BHARGAVA, J. - The question referred for the opinion of this court is : 'Whether the assessee in each case is entitled to a deduction of the sum of Rs. 6,688 being interest paid during the relevant previous year on money borrowed to buy shares in the Bijli Cotton Mills Ltd., which shares yielded no income, from his other income, profits and gains, in order to arrive at his correct taxable income ?'

The facts of this case are very brief and simple. Both the assessees were partners in a firm Shiam Lal Chiman Lal. They earned incomes from the firm as also from some property and as interest on deposits made by them as a Hindu undivided family, viz., Shiam Lal Chiman Lal. From the firm each of these assessees borrowed a sum of Rs. 2,50,000 to buy shares in the Bijli Cotton Mills Ltd. The shares of the Bijli Cotton Mills Ltd., were actually purchased by them but during the relevant previous year no dividends were received by them on these shares. They however had to pay a sum of Rs. 6,688 each as intererst to the partnership firm Shiam Lal Chiman Lal form which they had borrowed the sum of Rs. 2,50,000 each for the purpose of purchasing those shares. It was claimed by each of the assessees that this sum of Rs. 6,688 paid as interest by each of them was a deductible expenditure under section 1292) of the Income-tax Act when computing the income from dividends on shares of the Bijli Cotton Mills Ltd. and since no actual dividends were received it should be held that each of them suffered a loss to the extent of Rs. 6,688 and that loss should be set off under section 24(I) of the Income-tax Act against th eir income from the other heads which has been mentioned above. The Income-tax Appellate Tribunal refused to allow this set-off and consequently on teh request of the assessees the question mentioned above has been referred for our opinion.

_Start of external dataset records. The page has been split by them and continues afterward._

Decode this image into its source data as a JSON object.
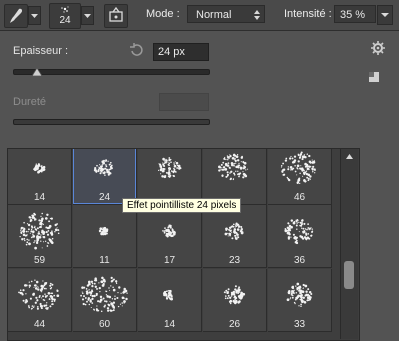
{
  "toolbar": {
    "brush_size": "24",
    "mode_label": "Mode :",
    "mode_value": "Normal",
    "intensity_label": "Intensité :",
    "intensity_value": "35 %"
  },
  "panel": {
    "thickness_label": "Epaisseur :",
    "thickness_value": "24 px",
    "thickness_slider_fraction": 0.12,
    "hardness_label": "Dureté"
  },
  "brushes": [
    {
      "size": "14"
    },
    {
      "size": "24"
    },
    {
      "size": "",
      "hidden_label": true
    },
    {
      "size": "",
      "hidden_label": true
    },
    {
      "size": "46"
    },
    {
      "size": "59"
    },
    {
      "size": "11"
    },
    {
      "size": "17"
    },
    {
      "size": "23"
    },
    {
      "size": "36"
    },
    {
      "size": "44"
    },
    {
      "size": "60"
    },
    {
      "size": "14"
    },
    {
      "size": "26"
    },
    {
      "size": "33"
    }
  ],
  "selected_brush_index": 1,
  "tooltip": "Effet pointilliste 24 pixels",
  "colors": {
    "accent": "#5a86d8",
    "tooltip_bg": "#ffffe1"
  },
  "icons": [
    "brush-preset-icon",
    "chevron-down-icon",
    "airbrush-toggle-icon",
    "reset-icon",
    "gear-icon",
    "new-preset-icon",
    "scroll-up-icon"
  ]
}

The Point that has been raised in this question came up for consideration before a Bench of the Bombay High Court in ormerods (India) Private Ltd. v. Commissioner of Income-tax. In that case the learned judges of the Bombay High Court fully discussed all the relevant provisions of the Income-tax Act, referred to a decision of the Supreme Court in Eastern Investments Ltd. v. Commissioner of Income-tax, differed from a decision of the Patna High Court in Maharajadhiraj Sir Kameshwar Singh v. Commissioner of Income-tax, and held that, in a case of this nature the loss incurred by the interest on money borrowed for earning income by set off against income from other heads in view of the provisions of section 24(1) of the Income-tax Act. When this case was first argued before us without a reference to the decision of the Bombay High Court, we came to the same view which has been expressed by the Bombay High Court in this case and for the indentical reasons given by the learned judges of that court. Subsequently when the decision of the Bombay High Court was cited before us, our view was strengthened by the view of the Bombay High Court. Since the reasons which led us to take the view have alrady been mentioned in detail in the judgment of the Bombay High Court we donot consider it necessary to express them again in this judgment and we think it is enough for us to say that, with respect, we agree with the reasons as well as the decision of the Bombay High Court in the case cited above.

In view of that decision the question referred to us is answered in the affirmative. The assessee will be entitled to costs of this reference which we fix at Rs. 200.